Tobias Kaemmer, CEO of the Netherlands-based Oryx Stainless Group, said stainless steel output in Europe is based on 94 percent scrap content, up from around 55 percent when his company was founded about 30 years ago.
Oryx established operations in Thailand 10 years ago in part because of the global regionalization of stainless production, with Europe having a “protective system” involving duties and tariffs surrounding its stainless steel sector.
During that same span, the booming stainless steel sector in Asia—whether in China, India or Southeast Asian countries at facilities owned by Chinese and Indian producers—NPI made from mined material predominated in melt shop usage.
The nature of Europe’s protective system is in the midst of changing, Kaemmer said, perhaps relying less on across-the-board duties and instead involving a carbon border adjustment mechanism (CBAM) that will place a substantial duty only on metals with a high carbon footprint.
The looming CBAM, which includes an auditing process that could start this October, is already prompting big ticket investments, said Kaemmer.
He pointed to Italy-based stainless steel rolling mill operator Marcegaglia S.p.A. buying a scrap-fed stainless melt shop in the United Kingdom last year as one such move, and said China-based Tsingsha Steel, which has long relied on NPI, is opening a production line based on scrap.
“This is a game changer, and it is closer than we all think,” Kaemmer concluded about looming CBAM systems in Europe and North America.

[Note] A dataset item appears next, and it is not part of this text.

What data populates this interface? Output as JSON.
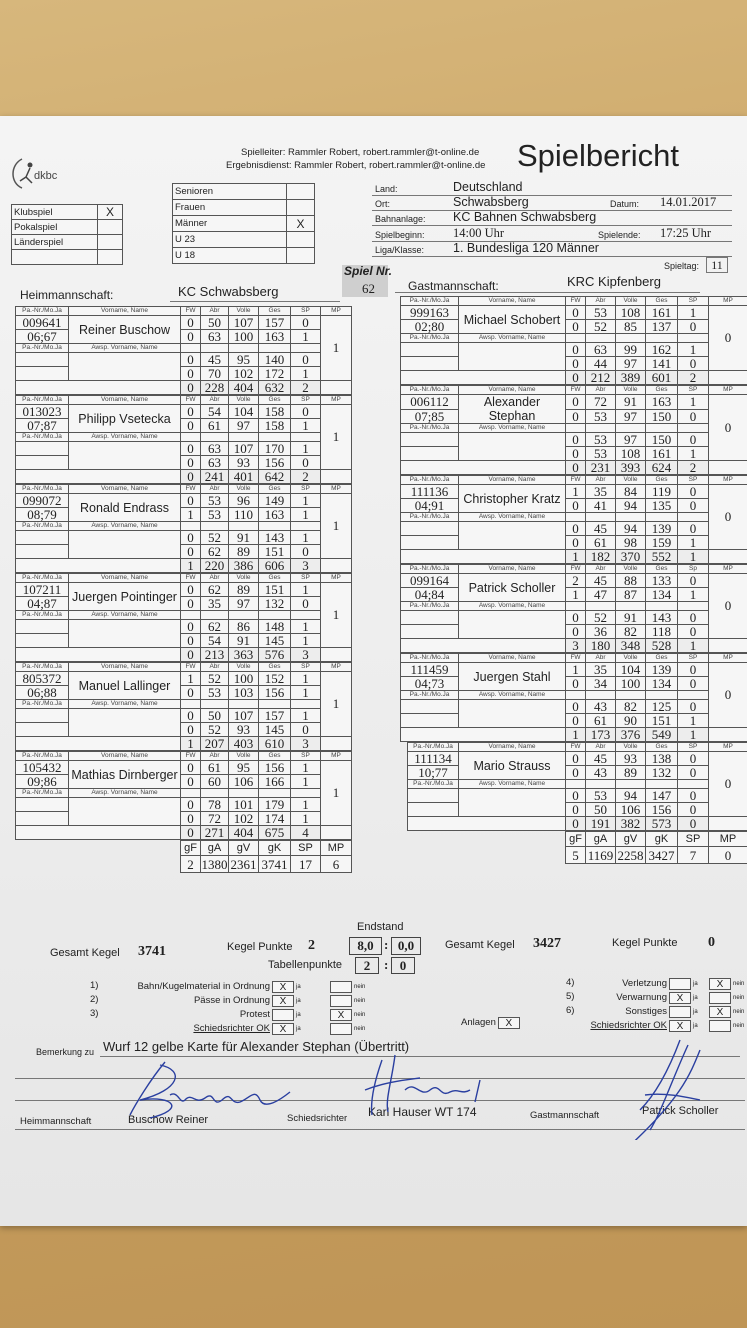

Fellow panelist Vishal Wadwha of India-based Jindal Stainless stated that using 1 ton of stainless steel scrap in the production process saves up to 4.3 tons of CO2 being released into the atmosphere, calling scrap “the champion for Scope 3 emissions reduction.”
A global pursuit of lower carbon footprints will lead to a “resetting of market prices of key raw materials,” including scrap and NPI, Wadwha predicted. Higher stainless scrap prices should lead to increased urban mining, he added, but also could lead to “scrap nationalism” protective measures.
Gopal Gupta of India-based Laxcon Steel Ltd., whose company produces 200,000 tons per year of stainless long products, is planning to double his company’s scrap-fed induction furnace-based output, and at the moment expresses satisfaction with his firm’s scrap providers.
“We are very, very happy with our suppliers,” Gupta said. “Out of 100 containers, we may have complaints about only one or two. The quality is much better than 10 years ago.”
Oryx’s Kaemmer predicted scrap quality and demand will continue to rise, with producers of goods such as automobiles and dishwashers beginning to market the low carbon footprints and recycled content of their finished products.
Regarding the previous decade’s boom in NPI use in Asia, he said, “This reduced the cost but introduced more carbon in the atmosphere. There is now a [bigger] CO2 problem in the stainless sector that wasn’t there before, and I don’t think that’s a very smart development.”
The MRAI 2023 International Business Summit was Aug. 21-22 at the Marriott Marquis Queen’s Park in Bangkok.